I used the function summarize() to look the variables across the data set. From the table we can see that there were 178 unique countries that came from the data. Additionally, on average a room was booked for 35 week nights and 17 weekend nights. Showing that people normally stayed in a hotel on week days rather than weekends.

I Know that the 3 for arrival year makes sense because the data was taken from 2015-2017. However, I am a little confused about the numerical value for the average daily rate. I don't see 8879 reflected in the original data set when I put it in descending order.

```{r}
hotel_bookings %>% 
  group_by(hotel,country,adr, stays_in_week_nights, stays_in_weekend_nights,arrival_date_year) %>% 
  summarize(total_adults = sum(adults)) %>% 
  arrange(desc(adr))
```

For the second code chunk I used the function **group_by()** to focus in on variables that I thought were interesting. I think piped and used the function **summarize()** to find '*total_adults*.' I then piped again to arrange my date set in descending order based off of the *'average daily rate.*' I thought it was crazy that the most expensive city hotel was in Portugal in 2016 that had 2 adults staying for one week night at a rate of $5400.

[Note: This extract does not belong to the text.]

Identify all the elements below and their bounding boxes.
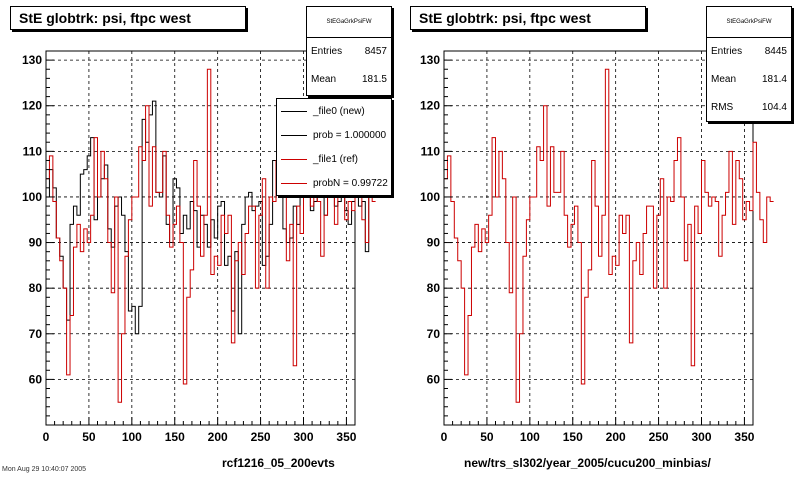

Since the chart is arranged in descending order based off the average daily rate, Portugal has seven out of the ten most expensive hotels with five being a resort style hotel. Other countries within the top ten are Italy, Spain, and Morocco.

```{r}
bookings<- hotel_bookings %>% 
  group_by(hotel,reserved_room_type) %>% 
  summarize(price = mean(adr),
            adults = mean(adults),
            children = mean(children),
            babies = mean(babies), na.rm = TRUE) %>% 
  arrange(reserved_room_type)
bookings
```

### Explain and Interpret

For the third code chunk I thought it would be interesting to use the group_by() function of hotel and room_type to see if there was a correlation between reserved_room_types and the type of hotel. Though I do not know what the reserved_room_types mean it can be seen that a resort hotel is cheaper to stay in than a city hotel.